Last August, the CAS made a significant organizational investment. We created an account on GitHub, one of the leading cloud-based platforms, which implements the version control utility, git. Everyone who read that last sentence will have one of three reactions:
1) I love git, it’s about time the CAS did this!
2) I’ve heard of git, but don’t really know much about it, or
3) I have no idea what any of that sentence means.
If you’re in that first group, feel free to hop over to casact.github.com and take a look around. If you’re in one of the other groups, read on.
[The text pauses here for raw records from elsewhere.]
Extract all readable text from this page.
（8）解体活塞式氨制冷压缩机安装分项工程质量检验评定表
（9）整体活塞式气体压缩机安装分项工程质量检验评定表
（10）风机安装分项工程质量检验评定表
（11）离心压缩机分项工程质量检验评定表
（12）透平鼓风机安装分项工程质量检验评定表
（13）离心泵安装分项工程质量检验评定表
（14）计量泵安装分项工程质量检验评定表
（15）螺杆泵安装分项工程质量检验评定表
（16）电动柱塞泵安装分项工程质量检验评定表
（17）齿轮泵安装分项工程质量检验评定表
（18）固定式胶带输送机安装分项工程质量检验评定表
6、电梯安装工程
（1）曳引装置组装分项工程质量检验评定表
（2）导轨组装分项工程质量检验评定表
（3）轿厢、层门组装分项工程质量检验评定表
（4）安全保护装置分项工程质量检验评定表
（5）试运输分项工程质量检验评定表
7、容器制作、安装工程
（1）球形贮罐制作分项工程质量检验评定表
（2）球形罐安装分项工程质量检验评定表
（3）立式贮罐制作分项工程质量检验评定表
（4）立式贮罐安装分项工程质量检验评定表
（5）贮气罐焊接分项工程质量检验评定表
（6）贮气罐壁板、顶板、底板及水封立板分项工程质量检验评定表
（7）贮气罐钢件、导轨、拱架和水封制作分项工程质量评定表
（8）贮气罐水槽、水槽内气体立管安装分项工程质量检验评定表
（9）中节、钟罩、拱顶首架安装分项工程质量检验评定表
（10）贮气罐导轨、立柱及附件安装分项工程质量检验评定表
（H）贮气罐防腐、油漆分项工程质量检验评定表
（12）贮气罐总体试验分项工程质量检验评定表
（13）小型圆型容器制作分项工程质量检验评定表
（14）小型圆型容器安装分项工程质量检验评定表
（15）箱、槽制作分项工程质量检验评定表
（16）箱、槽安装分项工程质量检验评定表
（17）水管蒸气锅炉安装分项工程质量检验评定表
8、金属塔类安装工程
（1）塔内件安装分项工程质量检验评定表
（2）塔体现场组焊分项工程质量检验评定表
First, let’s talk about version control. It’s rare that you would ever create analysis (in a spreadsheet or elsewhere) that requires no additional changes. This problem is particularly acute in the software field, where updates need to be tracked across a very large user base. The developers working on the Linux operating system recognized this and Linus Torvalds came up with the program “git” to manage different versions of the software. The details of how this is implemented could fill a book. Suffice it to say that git allows you to see all of the different versions of the files that make up a project. Make a mistake? It’s possible to go back to a prior state when things were correct. Don’t know what changed? That can be easily monitored.
Although this is primarily used for software development, it’s important to bear in mind that code files are simply text files. In that regard, they are no different than something with a .txt extension that you might open in Notepad or some other text reader. This means that file formats like HTML, markdown or (my favorite) R markdown may be tracked with git, and therefore, your actuarial analysis and documentation can have changes controlled and tracked. No more asking a colleague, “which version of the file should I be looking at?”
Now let’s talk about doing this in the cloud. Git can be used over a LAN – I’ve done it myself – but GitHub (and BitBucket and GitLab) puts projects in the cloud. Anyone can access and benefit from the material that’s out there. R and Python users have likely already come across any number of packages whose code is hosted in the cloud. (Like this one, or this one and also this one.)
So what’s wrong with the way that the CAS currently makes code available? I mean, isn’t it already “in the cloud” on the Variance or E-Forum pages of the CAS website, where I can copy and paste it? Why reinvent the wheel? Well, in this case, we’re not so much reinventing the wheel as augmenting the car. Let’s say that the code associated with a Variance paper has an error. A user would have to notify the author or the CAS webmaster. E-mails would follow and the code would get fixed once the author has capacity to debug and correct the error.
Placing the code on GitHub does a few things.
- It eliminates the need to find contact details for the author. Simply open an issue and the author will be aware that the code needs to be examined.
- Whoever spots the error can suggest a fix. In this case, the author would simply need to review and improve the change.
- Third, this whole discussion happens in the open. Users of the code will be aware of what’s taking place and can join the discussion on making changes.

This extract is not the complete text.